Muchas veces nosotros no podemos cambiar una situación de dolor, como el caso de estos padres de familia que mencioné, sin embargo, sí que podemos abrazarles y quizás, en silencio, solo estando cerca de ellos y acompañándoles en su dolor, ya les hacemos más llevadero su sufrimiento. Al final de mi conversación con estos padres, tan afectados por el dolor, pude escuchar sus palabras en medio del sufrimiento, diciéndome: “No sabe cuánto nos han consolado sus palabras”.
Vivir la Cuaresma
Vivir la cuaresma es mucho más que dejar de comer carne los días viernes o prometer algo por cuarenta días. No quiero decir con ello que esté mal que lo hagamos, sino que debemos ir más al fondo en el corazón de Dios, quien nos pide una verdadera conversión, dejarnos conmover por el dolor de los demás por encima de nuestro propio sufrimiento.
Le doy gracias a Dios porque cada día que pasa lo estoy viviendo con un corazón agradecido al Señor, porque me permite servir al prójimo confiando que, cuando nos encargamos de las cosas de Dios, Él se encarga de nuestras necesidades.
También a esto se refiere el Papa cuando añade: «Pedro no quería que Jesús le lavara los pies pero después entendió que Jesús no quería ser solo un ejemplo de cómo debemos lavarnos los pies unos a otros. Este servicio solo lo puede hacer quien antes se ha dejado lavar los pies por Cristo. Solo éstos tienen "parte" con Él (Jn 13,8) y así pueden servir al hombre.
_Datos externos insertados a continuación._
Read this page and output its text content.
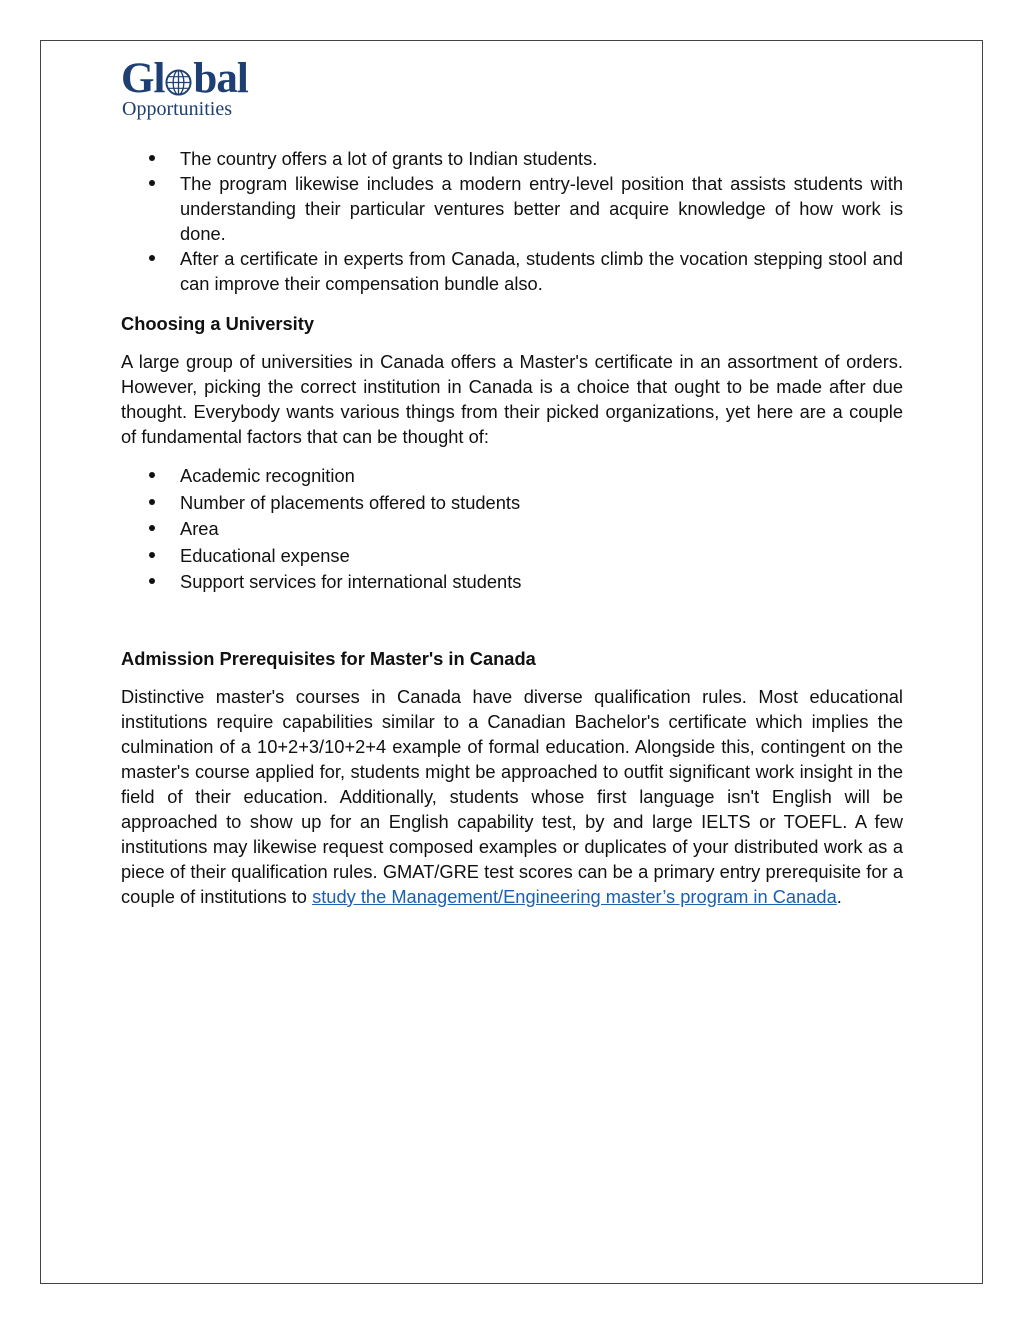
Gl bal
Opportunities
The country offers a lot of grants to Indian students.
The program likewise includes a modern entry-level position that assists students with understanding their particular ventures better and acquire knowledge of how work is done.
After a certificate in experts from Canada, students climb the vocation stepping stool and can improve their compensation bundle also.

Choosing a University

A large group of universities in Canada offers a Master's certificate in an assortment of orders. However, picking the correct institution in Canada is a choice that ought to be made after due thought. Everybody wants various things from their picked organizations, yet here are a couple of fundamental factors that can be thought of:

Academic recognition
Number of placements offered to students
Area
Educational expense
Support services for international students

Admission Prerequisites for Master's in Canada

Distinctive master's courses in Canada have diverse qualification rules. Most educational institutions require capabilities similar to a Canadian Bachelor's certificate which implies the culmination of a 10+2+3/10+2+4 example of formal education. Alongside this, contingent on the master's course applied for, students might be approached to outfit significant work insight in the field of their education. Additionally, students whose first language isn't English will be approached to show up for an English capability test, by and large IELTS or TOEFL. A few institutions may likewise request composed examples or duplicates of your distributed work as a piece of their qualification rules. GMAT/GRE test scores can be a primary entry prerequisite for a couple of institutions to study the Management/Engineering master’s program in Canada.
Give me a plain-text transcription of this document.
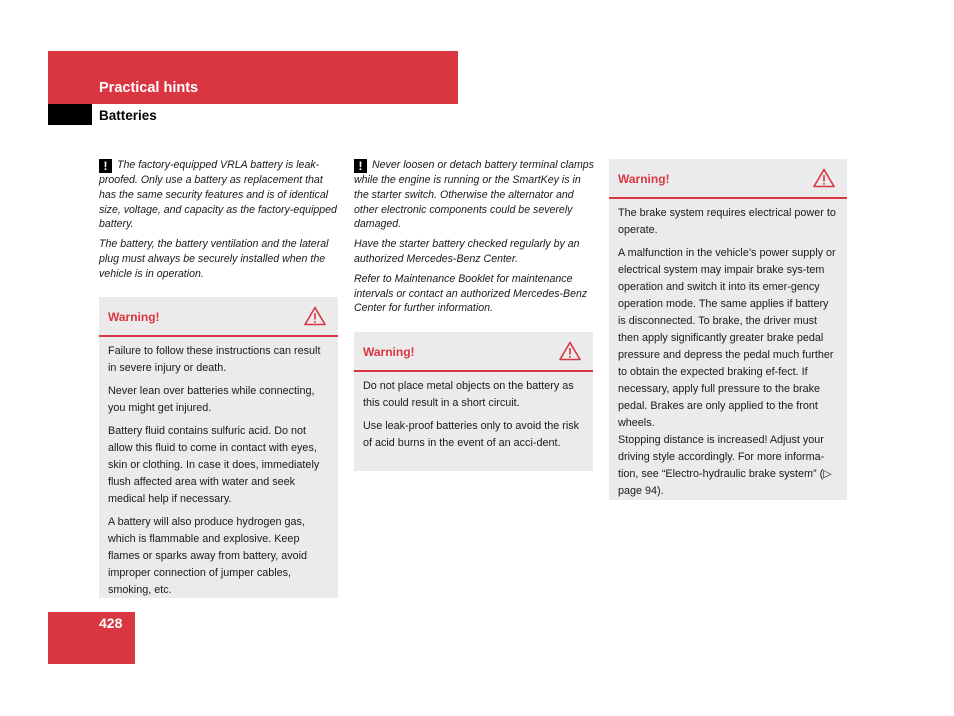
Practical hints
Batteries

! The factory-equipped VRLA battery is leak-proofed. Only use a battery as replacement that has the same security features and is of identical size, voltage, and capacity as the factory-equipped battery.

The battery, the battery ventilation and the lateral plug must always be securely installed when the vehicle is in operation.

Warning!

Failure to follow these instructions can result in severe injury or death.

Never lean over batteries while connecting, you might get injured.

Battery fluid contains sulfuric acid. Do not allow this fluid to come in contact with eyes, skin or clothing. In case it does, immediately flush affected area with water and seek medical help if necessary.

A battery will also produce hydrogen gas, which is flammable and explosive. Keep flames or sparks away from battery, avoid improper connection of jumper cables, smoking, etc.

! Never loosen or detach battery terminal clamps while the engine is running or the SmartKey is in the starter switch. Otherwise the alternator and other electronic components could be severely damaged.

Have the starter battery checked regularly by an authorized Mercedes-Benz Center.

Refer to Maintenance Booklet for maintenance intervals or contact an authorized Mercedes-Benz Center for further information.

Warning!

Do not place metal objects on the battery as this could result in a short circuit.

Use leak-proof batteries only to avoid the risk of acid burns in the event of an acci-dent.

Warning!

The brake system requires electrical power to operate.

A malfunction in the vehicle’s power supply or electrical system may impair brake sys-tem operation and switch it into its emer-gency operation mode. The same applies if battery is disconnected. To brake, the driver must then apply significantly greater brake pedal pressure and depress the pedal much further to obtain the expected braking ef-fect. If necessary, apply full pressure to the brake pedal. Brakes are only applied to the front wheels.

Stopping distance is increased! Adjust your driving style accordingly. For more informa-tion, see “Electro-hydraulic brake system” (▷ page 94).

428
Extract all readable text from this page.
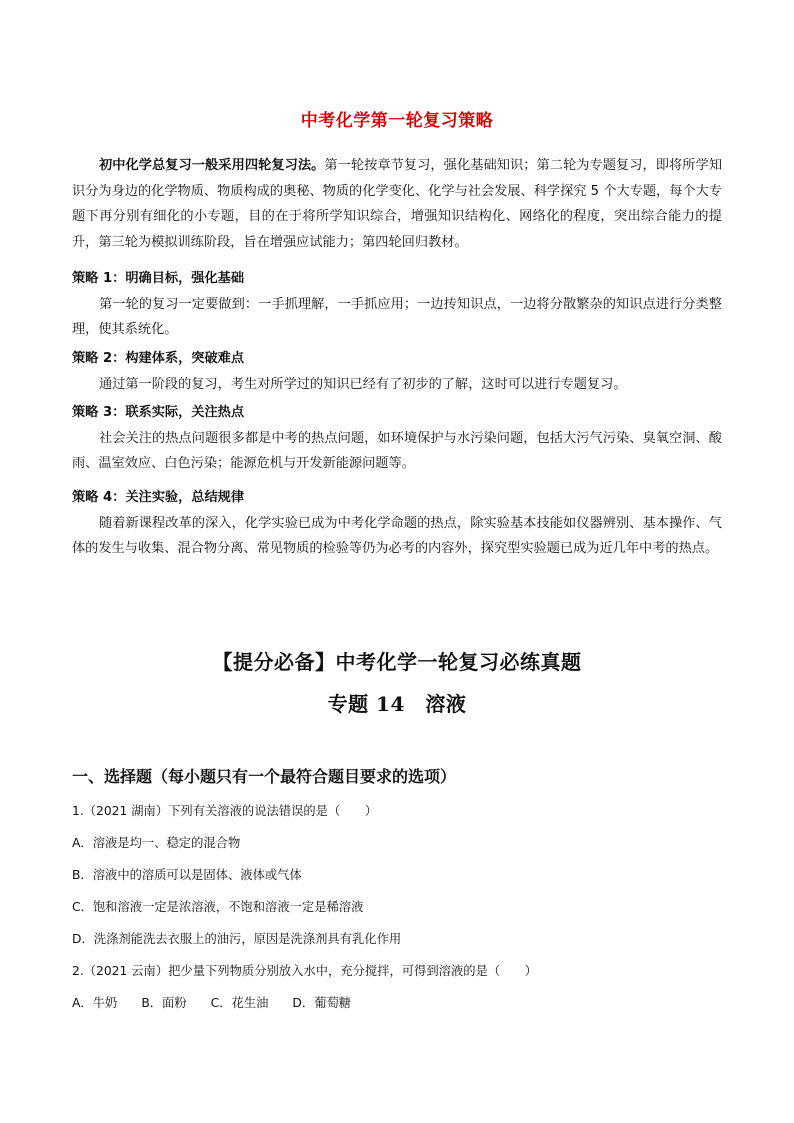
中考化学第一轮复习策略
初中化学总复习一般采用四轮复习法。第一轮按章节复习，强化基础知识；第二轮为专题复习，即将所学知识分为身边的化学物质、物质构成的奥秘、物质的化学变化、化学与社会发展、科学探究 5 个大专题，每个大专题下再分别有细化的小专题，目的在于将所学知识综合，增强知识结构化、网络化的程度，突出综合能力的提升，第三轮为模拟训练阶段，旨在增强应试能力；第四轮回归教材。
策略 1：明确目标，强化基础
第一轮的复习一定要做到：一手抓理解，一手抓应用；一边抟知识点，一边将分散繁杂的知识点进行分类整理，使其系统化。
策略 2：构建体系，突破难点
通过第一阶段的复习，考生对所学过的知识已经有了初步的了解，这时可以进行专题复习。
策略 3：联系实际，关注热点
社会关注的热点问题很多都是中考的热点问题，如环境保护与水污染问题，包括大污气污染、臭氧空洞、酸雨、温室效应、白色污染；能源危机与开发新能源问题等。
策略 4：关注实验，总结规律
随着新课程改革的深入，化学实验已成为中考化学命题的热点，除实验基本技能如仪器辨别、基本操作、气体的发生与收集、混合物分离、常见物质的检验等仍为必考的内容外，探究型实验题已成为近几年中考的热点。
【提分必备】中考化学一轮复习必练真题
专题 14　溶液
一、选择题（每小题只有一个最符合题目要求的选项）
1.（2021 湖南）下列有关溶液的说法错误的是（　　）
A．溶液是均一、稳定的混合物
B．溶液中的溶质可以是固体、液体或气体
C．饱和溶液一定是浓溶液，不饱和溶液一定是稀溶液
D．洗涤剂能洗去衣服上的油污，原因是洗涤剂具有乳化作用
2.（2021 云南）把少量下列物质分别放入水中，充分搅拌，可得到溶液的是（　　）
A．牛奶 B．面粉 C．花生油 D．葡萄糖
La Cuaresma es un tiempo propicio para dejarnos servir por Cristo y así llegar a ser como Él. Esto sucede cuando escuchamos la Palabra de Dios y cuando recibimos los Sacramentos, en particular la Eucaristía. En ella nos convertimos en lo que recibimos: el Cuerpo de Cristo. En él no hay lugar para la indiferencia, que tan a menudo parece tener tanto poder en nuestros corazones. Quien es de Cristo pertenece a un solo cuerpo y en Él no se es indiferente hacia los demás».
El mundo actual nos enseña que hay que disfrutar, poseer, tener más, para ser más felices, pero Jesús nos dice algo muy diferente en su Evangelio: “Porque el que quiera salvar su vida, la perderá; pero el que entregue su vida por causa de mí, ese la encontrará.” (Mt. 16, 25). Este es el secreto más grande que muchos todavía no han descubierto. Aquí está la verdadera dicha y la auténtica felicidad. AMÉN.
Siempre es bueno dar las gracias
El Sembrador, gracias a los Medios de Comunicación, logra llegar a millones de corazones las 24 horas del día, todos los días del año, llevando la Palabra de Dios que alimenta, fortalece y da esperanza al que sufre y necesita de consuelo y misericordia. No ceso de dar gracias a Dios por cada uno de ustedes quienes reciben esta carta, principalmente porque no son indiferentes al sufrimiento de los demás; porque cuando ustedes aportan mensualmente su ofrenda, dan una respuesta afirmativa al Señor y están diciendo con ese gesto de amor: SÍ ME INTERESA MI HERMANO QUE SUFRE. Gracias especialmente a los que se han unido, en oración y económicamente, a la Jornada: “Enciende en mí el fuego de tu amor”. Que Dios les bendiga y les premie su gran generosidad.
Que esta Cuaresma la vivan con devoción. Tengan presente que es necesario cumplir con las peticiones del Santo Padre: debemos compartir el sufrimiento de nuestros hermanos en Cristo y no ser indiferentes al dolor ajeno para con ello fortalecer nuestros corazones y compartir la vida de Jesucristo Redentor.
Con el amor de Jesús y Santa María de Guadalupe, pido que el Espíritu Santo se derrame con abundancia en todos y cada uno de ustedes.